Social media is often seen as an ephemeral medium, but during a crisis, it can often play a crucial role in delivering aid and ensuring the safety of people. This article explores how social media is changing disaster response, particularly focusing on the impact of media on the Australian bushfires and the rising coronavirus in China.


In recent months, some of the most calamitous fires have ravaged Australia, with at least 28 fatalities nationwide, and more than 3000 homes have been destroyed. State and federal authorities are struggling to contain these raging fires, despite the additional help from firefighters from the United States. Moreover, approximately half a billion animals have been affected, with certain species of frogs, birds, and even koalas having been endangered, showing the horrifying impact of the blazes.


Many celebrities have been attempting to spread awareness through social media, in order to get people to help. For instance, well-known comedian Celeste Barber posted a fundraiser on her Facebook and Instagram pages, resulting in more than 1.2 million people donating to The Trustee for New South Wales Rural Fire Service and Brigades Donations Fund.
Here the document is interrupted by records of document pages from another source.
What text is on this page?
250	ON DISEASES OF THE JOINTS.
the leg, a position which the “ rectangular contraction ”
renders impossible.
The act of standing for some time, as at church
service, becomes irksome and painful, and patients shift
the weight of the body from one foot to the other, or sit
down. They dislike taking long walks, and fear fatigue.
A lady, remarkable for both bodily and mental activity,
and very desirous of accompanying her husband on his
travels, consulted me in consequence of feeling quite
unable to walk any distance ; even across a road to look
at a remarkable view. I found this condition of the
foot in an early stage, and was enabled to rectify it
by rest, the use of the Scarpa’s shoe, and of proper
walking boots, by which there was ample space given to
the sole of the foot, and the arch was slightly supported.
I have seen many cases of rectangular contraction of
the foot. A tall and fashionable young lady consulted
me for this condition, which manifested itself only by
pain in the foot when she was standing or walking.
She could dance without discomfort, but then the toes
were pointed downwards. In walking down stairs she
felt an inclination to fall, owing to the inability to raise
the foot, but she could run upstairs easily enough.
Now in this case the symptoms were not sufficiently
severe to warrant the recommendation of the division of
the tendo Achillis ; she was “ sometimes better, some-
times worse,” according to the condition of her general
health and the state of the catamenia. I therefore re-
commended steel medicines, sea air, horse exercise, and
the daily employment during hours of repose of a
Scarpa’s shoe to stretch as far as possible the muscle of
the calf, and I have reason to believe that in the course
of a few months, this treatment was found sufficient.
More than 50 million dollars had been raised, a record-breaking amount, and this would not have been possible if not for celebrities with a large following spreading awareness.
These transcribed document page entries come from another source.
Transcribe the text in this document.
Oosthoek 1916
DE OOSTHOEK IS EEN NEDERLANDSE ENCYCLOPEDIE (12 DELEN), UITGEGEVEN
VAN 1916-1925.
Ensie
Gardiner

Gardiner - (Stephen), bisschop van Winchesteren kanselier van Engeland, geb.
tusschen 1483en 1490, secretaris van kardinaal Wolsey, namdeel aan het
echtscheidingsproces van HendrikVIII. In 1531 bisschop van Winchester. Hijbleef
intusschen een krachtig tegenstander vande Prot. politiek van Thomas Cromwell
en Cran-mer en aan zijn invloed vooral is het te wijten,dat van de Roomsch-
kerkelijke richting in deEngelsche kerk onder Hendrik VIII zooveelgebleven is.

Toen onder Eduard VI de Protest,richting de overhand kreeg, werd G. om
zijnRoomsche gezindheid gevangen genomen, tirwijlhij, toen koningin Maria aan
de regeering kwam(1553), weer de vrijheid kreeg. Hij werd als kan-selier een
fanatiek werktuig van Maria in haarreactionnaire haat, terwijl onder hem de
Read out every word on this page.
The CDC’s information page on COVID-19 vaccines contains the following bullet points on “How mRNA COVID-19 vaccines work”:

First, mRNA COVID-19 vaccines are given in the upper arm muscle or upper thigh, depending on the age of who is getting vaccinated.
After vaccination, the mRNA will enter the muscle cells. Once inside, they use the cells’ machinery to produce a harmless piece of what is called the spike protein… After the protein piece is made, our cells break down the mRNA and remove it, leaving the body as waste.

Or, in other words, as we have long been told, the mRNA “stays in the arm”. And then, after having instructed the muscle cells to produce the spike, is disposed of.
However, there have also been cases of exploitation and misinformation being spread through social media via hundreds of thousands of posts. Out-of-date photos of survivors and inaccurate fire maps have been widely spread, especially by some international celebrities. For example, an article posted by a far-right American figure claimed that left-wing ecoterrorists were responsible for lighting the fires, and others have stated that nearly 200 people have been arrested for deliberately starting the fires, when in fact there have actually been 24 people charged. This misinformation have been shared over 100,000 times across various social media platforms, including Facebook, Twitter and Reddit, meaning that it has reached a potential 2.8 million accounts. Although some platforms allow users to flag potentially false content, this misleading information has already rapidly spread through social media.
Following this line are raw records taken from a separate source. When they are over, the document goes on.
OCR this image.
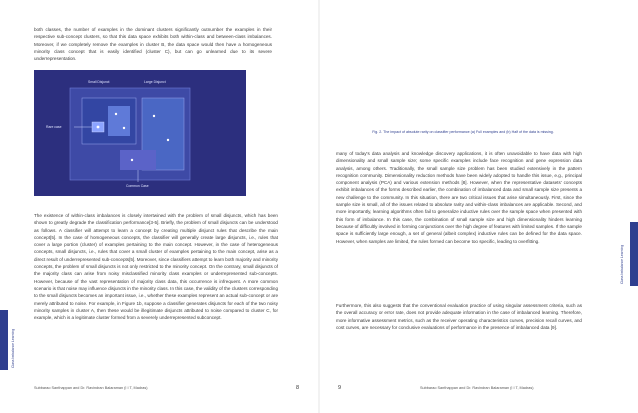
both classes, the number of examples in the dominant clusters significantly outnumber the examples in their respective sub-concept clusters, so that this data space exhibits both within-class and between-class imbalances. Moreover, if we completely remove the examples in cluster B, the data space would then have a homogeneous minority class concept that is easily identified (cluster C), but can go unlearned due to its severe underrepresentation.

Small Disjunct	Large Disjunct
Rare case
Common Case

The existence of within-class imbalances is closely intertwined with the problem of small disjuncts, which has been shown to greatly degrade the classification performance[3-5]. Briefly, the problem of small disjuncts can be understood as follows. A classifier will attempt to learn a concept by creating multiple disjunct rules that describe the main concept[5]. In the case of homogeneous concepts, the classifier will generally create large disjuncts, i.e., rules that cover a large portion (cluster) of examples pertaining to the main concept. However, in the case of heterogeneous concepts, small disjuncts, i.e., rules that cover a small cluster of examples pertaining to the main concept, arise as a direct result of underrepresented sub-concepts[5]. Moreover, since classifiers attempt to learn both majority and minority concepts, the problem of small disjuncts is not only restricted to the minority concept. On the contrary, small disjuncts of the majority class can arise from noisy misclassified minority class examples or underrepresented sub-concepts. However, because of the vast representation of majority class data, this occurrence is infrequent. A more common scenario is that noise may influence disjuncts in the minority class. In this case, the validity of the clusters corresponding to the small disjuncts becomes an important issue, i.e., whether these examples represent an actual sub-concept or are merely attributed to noise. For example, in Figure 1b, suppose a classifier generates disjuncts for each of the two noisy minority samples in cluster A, then these would be illegitimate disjuncts attributed to noise compared to cluster C, for example, which is a legitimate cluster formed from a severely underrepresented subconcept.

Class Imbalance Learning
Subbarao Santhappan and Dr. Ravindran Balaraman (I I T, Madras)	8

Fig. 2. The impact of absolute rarity on classifier performance (a) Full examples and (b) Half of the data is missing.

many of today's data analysis and knowledge discovery applications, it is often unavoidable to have data with high dimensionality and small sample size; some specific examples include face recognition and gene expression data analysis, among others. Traditionally, the small sample size problem has been studied extensively in the pattern recognition community. Dimensionality reduction methods have been widely adopted to handle this issue, e.g., principal component analysis (PCA) and various extension methods [8]. However, when the representative datasets' concepts exhibit imbalances of the forms described earlier, the combination of imbalanced data and small sample size presents a new challenge to the community. In this situation, there are two critical issues that arise simultaneously. First, since the sample size is small, all of the issues related to absolute rarity and within-class imbalances are applicable. Second, and more importantly, learning algorithms often fail to generalize inductive rules over the sample space when presented with this form of imbalance. In this case, the combination of small sample size and high dimensionality hinders learning because of difficultly involved in forming conjunctions over the high degree of features with limited samples. If the sample space is sufficiently large enough, a set of general (albeit complex) inductive rules can be defined for the data space. However, when samples are limited, the rules formed can become too specific, leading to overfitting.

Furthermore, this also suggests that the conventional evaluation practice of using singular assessment criteria, such as the overall accuracy or error rate, does not provide adequate information in the case of imbalanced learning. Therefore, more informative assessment metrics, such as the receiver operating characteristics curves, precision recall curves, and cost curves, are necessary for conclusive evaluations of performance in the presence of imbalanced data [9].

Class Imbalance Learning
9	Subbarao Santhappan and Dr. Ravindran Balaraman (I I T, Madras)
Even more recently, almost 10,000 cases of coronavirus have been confirmed since the outbreak started, and there have been 213 fatalities. The majority of cases are in China, but the virus has spread to over 20 other countries, with 2 confirmed cases in the UK. Although social media has provided the opportunity for users to document life in China amid the current Wuhan lockdown in order to show how severe the situation is, it has been infested with misleading health advice and conspiracy theories, which are being expeditiously circulated on a multitude of platforms.


However, hundreds of scientists and medical professions have also been using these platforms to combat the escalation of inaccurate information online. Many well-respected institutions, such as Johns Hopkins University, have issued statements invalidating claims surfacing online. Some of the vast range of conspiracy theories spread include the idea that China built a biological weapon that was leaked from a lab in Wuhan, that Chinese spies smuggled the virus out of Canada, and that a coronavirus vaccine already exists. Due to the rapid circulation of information online, the sources of these theories are unknown, but platforms such as Facebook have issued warnings on posts with these hoaxes, saying that independent fact-checkers have said it contains false information.


The impact of social media in response to crises can be extremely helpful in spreading awareness, but also detrimental, as misleading facts can cause a huge escalation of unnecessary information, magnifying the enormity of the situation, and bringing attention to the wrong notions.